The new drone operations policy is expected to generate employment as well as accumulate economic benefits for the country, Civil Aviation Minister Jyotiraditya Scindia said on Thursday.
The Centre has replaced the UAS Rules with the liberalised Drone Rules, 2021, which are built on a premise of trust, self-certification and non-intrusive monitoring.
Scindia in a conference cited that the new policy will enable the usage of drones in multiple sectors.
“The new policy will promote research and development, manufacturing and service delivery in the country. There are already 200 startups in the country even before the announcement of this policy.

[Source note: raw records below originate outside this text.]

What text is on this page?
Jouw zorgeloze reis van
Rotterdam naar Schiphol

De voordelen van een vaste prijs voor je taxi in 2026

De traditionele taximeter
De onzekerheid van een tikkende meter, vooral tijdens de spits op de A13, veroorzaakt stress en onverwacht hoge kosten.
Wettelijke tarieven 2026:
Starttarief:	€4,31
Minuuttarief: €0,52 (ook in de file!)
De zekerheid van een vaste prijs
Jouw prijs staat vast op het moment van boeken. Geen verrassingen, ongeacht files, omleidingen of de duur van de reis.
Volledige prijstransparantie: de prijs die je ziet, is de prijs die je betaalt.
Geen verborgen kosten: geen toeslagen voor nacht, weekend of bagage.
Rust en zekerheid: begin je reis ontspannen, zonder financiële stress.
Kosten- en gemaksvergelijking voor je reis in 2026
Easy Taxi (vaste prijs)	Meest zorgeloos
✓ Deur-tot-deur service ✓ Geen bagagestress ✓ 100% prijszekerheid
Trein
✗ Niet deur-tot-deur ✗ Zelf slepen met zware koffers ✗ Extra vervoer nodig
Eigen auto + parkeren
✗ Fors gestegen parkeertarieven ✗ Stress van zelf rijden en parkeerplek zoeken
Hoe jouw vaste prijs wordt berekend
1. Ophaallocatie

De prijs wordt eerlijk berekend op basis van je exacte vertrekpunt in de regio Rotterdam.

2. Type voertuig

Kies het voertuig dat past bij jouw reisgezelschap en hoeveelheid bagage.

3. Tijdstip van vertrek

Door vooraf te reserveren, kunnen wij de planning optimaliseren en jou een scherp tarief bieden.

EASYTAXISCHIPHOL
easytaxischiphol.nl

We expect generation of thousands of jobs via this policy,” he said.
Besides, Scindia said that the new rules have abolished the need to obtain several approvals from the Centre.

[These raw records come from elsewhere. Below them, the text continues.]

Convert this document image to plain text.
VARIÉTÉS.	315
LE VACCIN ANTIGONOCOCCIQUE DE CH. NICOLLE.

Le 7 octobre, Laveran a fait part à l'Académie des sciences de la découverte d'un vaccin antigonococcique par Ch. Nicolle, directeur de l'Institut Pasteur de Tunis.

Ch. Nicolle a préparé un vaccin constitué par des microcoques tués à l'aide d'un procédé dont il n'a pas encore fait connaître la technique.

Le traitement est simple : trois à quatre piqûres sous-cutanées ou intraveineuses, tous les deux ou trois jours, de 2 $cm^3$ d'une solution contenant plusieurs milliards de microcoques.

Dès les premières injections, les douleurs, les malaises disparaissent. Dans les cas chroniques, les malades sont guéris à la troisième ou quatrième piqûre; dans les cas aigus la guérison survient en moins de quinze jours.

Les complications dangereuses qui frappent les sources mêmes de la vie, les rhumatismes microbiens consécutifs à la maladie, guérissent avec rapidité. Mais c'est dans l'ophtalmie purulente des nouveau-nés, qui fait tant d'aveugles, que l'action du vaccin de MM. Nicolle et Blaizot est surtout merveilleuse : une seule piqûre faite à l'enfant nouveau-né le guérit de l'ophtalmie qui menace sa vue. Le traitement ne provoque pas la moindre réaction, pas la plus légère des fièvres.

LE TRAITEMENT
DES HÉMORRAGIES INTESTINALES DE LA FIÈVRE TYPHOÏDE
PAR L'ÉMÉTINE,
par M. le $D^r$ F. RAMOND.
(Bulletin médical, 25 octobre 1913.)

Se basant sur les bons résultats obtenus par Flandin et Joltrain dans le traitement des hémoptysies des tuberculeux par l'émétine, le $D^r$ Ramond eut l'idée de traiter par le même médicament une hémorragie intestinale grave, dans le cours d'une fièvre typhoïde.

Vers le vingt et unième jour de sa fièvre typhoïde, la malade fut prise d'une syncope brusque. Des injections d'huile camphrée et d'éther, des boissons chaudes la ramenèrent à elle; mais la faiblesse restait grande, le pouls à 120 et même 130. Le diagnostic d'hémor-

The new rules, he said, have reduced the number of forms to be filled up for drone operations from from 25 to 5. It has also brought down the fee requirements.
Regarding the manufacturing prospects, he said the Centre envisages the policy to push software research and development that will be used in drone operations.
Furthermore, only DGFT will have the power to provide approvals for drone imports.
On the safety and security aspect of drone operations, the minister said that several measures will be implemented in a phased manner and that a lead time of six months will be provided to operators to follow these norms.
These security and safety features may include ‘No Permission – No Takeoff’ system; real-time flight tracking beacon and geo-fencing capabilities.
The minister also pointed out that an interactive ‘Air Space Map’ of the country which will demarkate ‘flying zones’ will be made operational by 30 days.
In March 2021, the Ministry of Civil Aviation (MoCA) had published the UAS Rules, 2021.
“They were perceived by academia, startups, end-users and other stakeholders as being restrictive in nature as they involved considerable paperwork, required permissions for every drone flight and very few ‘free to fly’ green zones were available,” the MoCA said in a statement.
“Based on the feedback, the Government has decided to repeal the UAS Rules, 2021 and replace the same with the liberalised Drone Rules, 2021,” it added.
The ‘Unmanned Aircraft Systems’ (UAS), commonly known as drones, offer tremendous benefits to almost all sectors of the economy like agriculture, mining, infrastructure, surveillance, emergency response, transportation, geo-spatial mapping, defence, and law enforcement.
“Drones can be significant creators of employment and economic growth due to their reach, versatility, and ease of use, especially in India’s remote and inaccessible areas,” the statement said.
“In view of its traditional strengths in innovation, information technology, frugal engineering and huge domestic demand,India has the potential to be a global drone hub by 2030,” it added.